The China-EU Summit Another Effort to Make Progress
Leaders should be able to elaborate on disagreements and look for compromises instead of viewing them as insuperable obstacles – this is what guarantees progress, and this is what China and the EU endeavor to achieve.
The 2023 China-EU Summit is currently taking place only a few weeks after the Sino-American meeting in San Francisco. This momentum is positive. As China and the U.S. attempt to stabilize their ties, it’s hoped that China-EU relations can follow a similar trajectory. In recent years, disagreements have tended to overshadow the agenda, especially during the COVID-19 pandemic. The lack of physical meetings did not help.
But the situation now seems different, and sincere dialogue is necessary. President of the European Council Charles Michel and President of the European Commission Ursula von der Leyen have already visited Beijing, along with High Representative for Foreign Affairs and Security Policy Josep Borrell. The stage for the 2023 China-EU Summit is thus well prepared.
China and the EU recognize the need for mutual collaboration. Trade numbers demonstrate a high degree of interconnectedness. According to Eurostat data, European imports from China reached €626 billion, and exports €230.3 billion last year. The numbers in 2019, the year before the outbreak of COVID-19, were €363.5 billion and €198.5 billion, respectively. The positive trend is evident.

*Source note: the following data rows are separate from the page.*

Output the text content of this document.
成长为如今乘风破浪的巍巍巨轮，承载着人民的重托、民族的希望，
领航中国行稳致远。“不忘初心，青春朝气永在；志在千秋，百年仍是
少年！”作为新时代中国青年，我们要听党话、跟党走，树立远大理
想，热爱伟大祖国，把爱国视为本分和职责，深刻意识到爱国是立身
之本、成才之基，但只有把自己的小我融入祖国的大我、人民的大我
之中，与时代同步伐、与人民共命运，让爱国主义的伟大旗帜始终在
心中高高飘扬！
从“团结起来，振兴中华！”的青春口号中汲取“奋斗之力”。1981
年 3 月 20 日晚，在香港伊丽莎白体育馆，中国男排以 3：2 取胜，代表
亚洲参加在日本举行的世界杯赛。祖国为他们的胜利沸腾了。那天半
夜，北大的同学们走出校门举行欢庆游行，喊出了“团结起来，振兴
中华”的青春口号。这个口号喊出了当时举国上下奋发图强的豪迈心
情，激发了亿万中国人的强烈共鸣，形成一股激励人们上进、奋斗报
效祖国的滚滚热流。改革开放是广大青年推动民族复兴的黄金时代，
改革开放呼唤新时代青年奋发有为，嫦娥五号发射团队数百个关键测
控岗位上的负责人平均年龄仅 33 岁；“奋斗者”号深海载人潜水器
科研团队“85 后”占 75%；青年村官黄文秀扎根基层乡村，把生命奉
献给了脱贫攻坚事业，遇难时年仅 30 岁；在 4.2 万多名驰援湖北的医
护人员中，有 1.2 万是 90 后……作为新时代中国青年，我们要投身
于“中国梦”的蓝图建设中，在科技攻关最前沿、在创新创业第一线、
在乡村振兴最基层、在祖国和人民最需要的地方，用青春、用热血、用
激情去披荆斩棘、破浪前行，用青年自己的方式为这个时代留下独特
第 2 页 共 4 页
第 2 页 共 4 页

The European trade deficit is a theme of concern in Brussels. That is why conversations between the Chinese and the European leadership matter. The rise of European exports to China can be part of the solution. Eurostat data demonstrate that these exports slightly increased in the first two-thirds of 2023. In particular, they reached €114.2 billion in comparison to €113 billion in the same period last year. The room for improvement is significant.
Of course, these discussions come on the back of some EU leaders wanting to reduce their dependence on Chinese goods and services. This means that the quality of trade sits at the epicenter of the talks. In 2022, the EU exported motor cars, electronic tubes, medicaments, electrical apparatus, aircraft, and associated equipment, etc. to China. Meanwhile, China exported telecommunications equipment, automated data processing machines, electrical machinery and apparatus, electronic tubes, and furniture, etc.
Sino-European negotiations will therefore focus on the interests of both sides to better access the market of the other. From the perspective of the EU, there is an appetite for some hurdles to be removed for foreign ownership to be permitted in new sectors in China. The Chinese government, for its part, notes the difficulty its companies have encountered in investing in the Old Continent in recent years.
Dialogue goes beyond trade and investments. In digital affairs, for example, Beijing and Brussels are constantly exchanging their views. This is also the case regarding environmental protection and climate change. Only a few weeks ago, China’s Special Envoy on Climate Change Xie Zhenhua met the EU Commissioner for Climate Action Wopke Hoekstra in Beijing.
Last but not least, geopolitics will also be on the agenda. The wars in Ukraine and the Middle East continuously outline the importance of stability and peace and dramatically expose risks when diplomatic arrangements are not made. The more China grows, the more its responsibilities increase. The EU considers China a central pillar in building a multilateral world.
The 2023 China-EU Summit is another opportunity for Beijing and Brussels to advance the Sino-European partnership. Disagreements certainly exist, as outlined above. Leaders, nevertheless, should be able to elaborate on disagreements and look for compromises instead of viewing them as insuperable obstacles – this is what guarantees progress, and this is what China and the EU endeavor to achieve.